MANILA, Philippines - Top cement producer Holcim Philippines reported a 42% year-on-year growth in first-half net income to P2.8 billion as election-related spending and private sector investments in real estate boosted sales.
Holcim's January to June net sales rose 13% from a year ago to P12.9 billion.
Holcim chief operating officer Roland Van Wijnen noted they continued to post growth despite higher input costs brought about by the power shortage in Mindanao.
He said persisting brownouts in the region forced Line 1 of the company's Lugait facility to shut down, resulting in limited production of clinker, a raw material for making cement. He said the company had to resort to imports.
He also said Holcim's power cost in Mindanao soared by over 40% as the El Niño-induced dry spell required more expensive energy sources.
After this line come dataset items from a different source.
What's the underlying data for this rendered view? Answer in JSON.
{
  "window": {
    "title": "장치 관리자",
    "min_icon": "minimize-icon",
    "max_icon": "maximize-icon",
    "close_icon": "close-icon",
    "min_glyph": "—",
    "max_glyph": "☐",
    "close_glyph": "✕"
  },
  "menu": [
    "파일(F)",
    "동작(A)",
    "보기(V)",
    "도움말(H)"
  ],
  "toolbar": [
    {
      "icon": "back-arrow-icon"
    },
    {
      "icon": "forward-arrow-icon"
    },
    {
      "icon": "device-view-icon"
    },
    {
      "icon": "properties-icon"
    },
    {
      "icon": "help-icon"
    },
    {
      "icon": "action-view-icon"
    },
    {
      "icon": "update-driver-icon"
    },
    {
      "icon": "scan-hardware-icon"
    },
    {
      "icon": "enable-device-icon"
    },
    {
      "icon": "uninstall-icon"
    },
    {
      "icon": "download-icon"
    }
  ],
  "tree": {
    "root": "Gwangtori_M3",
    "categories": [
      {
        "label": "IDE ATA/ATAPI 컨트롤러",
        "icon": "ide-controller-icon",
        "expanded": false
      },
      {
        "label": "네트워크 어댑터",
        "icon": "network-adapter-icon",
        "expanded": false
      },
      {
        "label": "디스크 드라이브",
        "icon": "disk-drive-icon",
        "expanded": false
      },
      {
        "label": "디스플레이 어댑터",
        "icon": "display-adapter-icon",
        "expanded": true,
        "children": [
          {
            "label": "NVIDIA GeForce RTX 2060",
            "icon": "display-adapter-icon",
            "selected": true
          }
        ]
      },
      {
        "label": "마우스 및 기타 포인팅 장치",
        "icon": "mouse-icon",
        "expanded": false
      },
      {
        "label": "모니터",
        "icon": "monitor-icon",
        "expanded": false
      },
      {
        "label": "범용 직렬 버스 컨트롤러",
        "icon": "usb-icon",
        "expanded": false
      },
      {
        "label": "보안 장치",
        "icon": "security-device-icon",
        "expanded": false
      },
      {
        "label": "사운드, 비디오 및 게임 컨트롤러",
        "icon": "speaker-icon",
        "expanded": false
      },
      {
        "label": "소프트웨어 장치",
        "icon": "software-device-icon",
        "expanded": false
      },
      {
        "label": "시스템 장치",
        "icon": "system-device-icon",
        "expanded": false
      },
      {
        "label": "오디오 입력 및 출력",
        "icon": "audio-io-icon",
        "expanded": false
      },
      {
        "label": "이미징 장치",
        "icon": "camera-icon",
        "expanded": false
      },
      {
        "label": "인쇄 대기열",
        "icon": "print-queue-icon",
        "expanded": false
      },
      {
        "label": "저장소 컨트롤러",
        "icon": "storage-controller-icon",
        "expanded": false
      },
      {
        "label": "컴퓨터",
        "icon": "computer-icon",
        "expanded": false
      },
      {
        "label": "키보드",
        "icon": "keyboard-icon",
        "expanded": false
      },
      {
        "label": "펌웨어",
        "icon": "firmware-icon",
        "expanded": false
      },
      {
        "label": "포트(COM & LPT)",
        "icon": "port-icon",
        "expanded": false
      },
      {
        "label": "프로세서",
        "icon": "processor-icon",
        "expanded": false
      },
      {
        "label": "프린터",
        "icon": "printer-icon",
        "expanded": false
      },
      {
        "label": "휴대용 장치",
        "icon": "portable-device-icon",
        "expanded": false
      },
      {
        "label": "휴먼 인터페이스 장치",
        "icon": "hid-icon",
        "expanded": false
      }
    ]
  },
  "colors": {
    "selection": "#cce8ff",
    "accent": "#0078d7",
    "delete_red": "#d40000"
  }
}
Power and fuel account for more than half of the company's variable costs.
Looking forward, Wijnen said the company remains "positive" about its prospects, although demand in the second half is expected to be lower with the onset of the rainy season and absence of election spending.
"I would expect that the growth in the first half will not continue," he said.
Holcim is spending P825 million for expansion this year, higher than the P600 million it spent in 2009.
The company plans to resume operations of its cement terminal in Calaca early next year to facilitate product deliveries to markets in Luzon. The Calaca facility will have a capacity of 1.5 million tons.